When I saw a news release from K-State last week about how to set up an electric fence to keep raccoons out of sweet corn, I couldn't make myself read it all.
I'm sure that if you grow sweet corn and have a raccoon problem it's worth the trouble, but I can't go there.
After I wrote about the rascally raccoons and squirrels recently, though, I got some other stories and an anti-squirrel tip to share:
Refill, please
We have lots of raccoons — probably have trapped close to a dozen over the last few years — and as you know they are wonderfully smart and persistent, as well as a pain.
I have a cylinder peanut feeder on an overhang over a patio. It was hanging on an S hook with a squirrel guard on top. Last year, a couple of raccoons learned to get on the roof, reach over the overhang and bat the device around until it fell. A very noisy nighttime exercise.
I went out one morning and the feeder was gone. Looked all over the yard and did not find it, so bought another one. Two days later, that one was gone — again, no sign of it. So I bought another one, but wised up enough to use a closed clip to hold it on.
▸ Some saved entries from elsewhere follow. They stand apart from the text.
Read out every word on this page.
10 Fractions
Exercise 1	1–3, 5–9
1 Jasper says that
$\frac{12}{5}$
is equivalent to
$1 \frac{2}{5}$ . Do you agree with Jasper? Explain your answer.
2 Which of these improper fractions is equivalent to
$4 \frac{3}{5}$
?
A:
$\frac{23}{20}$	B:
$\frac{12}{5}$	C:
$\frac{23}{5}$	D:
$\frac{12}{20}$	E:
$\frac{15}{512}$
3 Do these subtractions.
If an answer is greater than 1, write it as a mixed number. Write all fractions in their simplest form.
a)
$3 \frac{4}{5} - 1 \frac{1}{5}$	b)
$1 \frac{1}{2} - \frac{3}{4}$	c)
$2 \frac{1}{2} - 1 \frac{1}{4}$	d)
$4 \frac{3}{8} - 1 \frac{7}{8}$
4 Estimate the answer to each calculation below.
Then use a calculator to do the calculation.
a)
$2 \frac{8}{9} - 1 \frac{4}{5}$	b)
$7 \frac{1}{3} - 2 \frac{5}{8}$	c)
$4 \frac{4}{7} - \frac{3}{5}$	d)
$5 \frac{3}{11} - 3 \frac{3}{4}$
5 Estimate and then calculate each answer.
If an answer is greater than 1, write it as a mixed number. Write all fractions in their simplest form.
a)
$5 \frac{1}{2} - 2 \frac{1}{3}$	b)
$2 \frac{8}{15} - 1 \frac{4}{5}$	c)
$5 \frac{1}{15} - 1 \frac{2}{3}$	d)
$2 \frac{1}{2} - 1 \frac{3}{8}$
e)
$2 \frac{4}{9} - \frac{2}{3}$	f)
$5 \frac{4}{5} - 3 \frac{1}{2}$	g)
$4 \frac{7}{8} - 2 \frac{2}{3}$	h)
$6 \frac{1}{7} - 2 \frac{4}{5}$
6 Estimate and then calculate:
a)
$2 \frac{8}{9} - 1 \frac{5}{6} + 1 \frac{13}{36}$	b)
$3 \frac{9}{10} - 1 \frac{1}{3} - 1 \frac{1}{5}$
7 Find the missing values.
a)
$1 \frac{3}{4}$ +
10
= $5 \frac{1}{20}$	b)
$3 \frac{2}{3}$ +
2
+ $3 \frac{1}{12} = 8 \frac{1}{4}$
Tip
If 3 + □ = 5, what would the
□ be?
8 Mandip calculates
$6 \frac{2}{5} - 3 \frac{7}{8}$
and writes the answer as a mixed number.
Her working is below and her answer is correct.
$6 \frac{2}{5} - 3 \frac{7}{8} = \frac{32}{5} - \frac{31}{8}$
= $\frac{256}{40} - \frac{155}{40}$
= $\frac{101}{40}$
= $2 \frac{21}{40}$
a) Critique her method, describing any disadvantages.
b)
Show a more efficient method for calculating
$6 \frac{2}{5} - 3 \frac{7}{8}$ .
The next morning, I went out and there, directly under the still-hanging new feeder, was one of the missing ones! They brought it back, apparently for a refill. I put it inside the house.
Meanwhile I had called a professional trapper.
During the night, I heard a trap spring and went out and there was the OTHER missing feeder, right under the newest feeder, and, of course, a raccoon in the trap. Apparently he or she had brought the second feeder back from somewhere for a refill.
So now I had three peanut feeders and a raccoon. I left the returned feeder where it was so the trapper could see it. He was amazed, but not that surprised, having dealt with raccoons for a long time. —Buzz Merritt
Cocoa a-no-no
I have a 50-foot walnut tree in my yard that is full of squirrels. I also have 20-plus flower pots and a 3-foot-wide raised flower bed going around the front porch.
During the winter and spring the squirrels dig like there's buried treasure. Which there is thanks to the walnut tree.
When my flowers start coming up, or right after planting new ones, I mulch everything down with cocoa bean shells. They avoid my flowers like the plague after that. They dislike it so much that they go around to the side of the house and use the stairs to get to the bucket of walnuts I keep on the porch.
The smell from the cocoa shells is pretty strong for about a week or so, but goes away. My wife loves the smell, me not so much. I guess it's a matter of taste.
Been doing this for years, and once I get it mulched they have NEVER come close to the flower bed. We buy it at Johnson's Garden Center. —Gary Jerby
A note on cocoa mulch: It can be harmful to dogs and other pets if they ingest it. Maybe the squirrels know this. A report on snopes.com says that while the mulch poses a danger, only one dog death has been attributed to it, and, according to Hershey's, 98 percent of dogs won't eat it.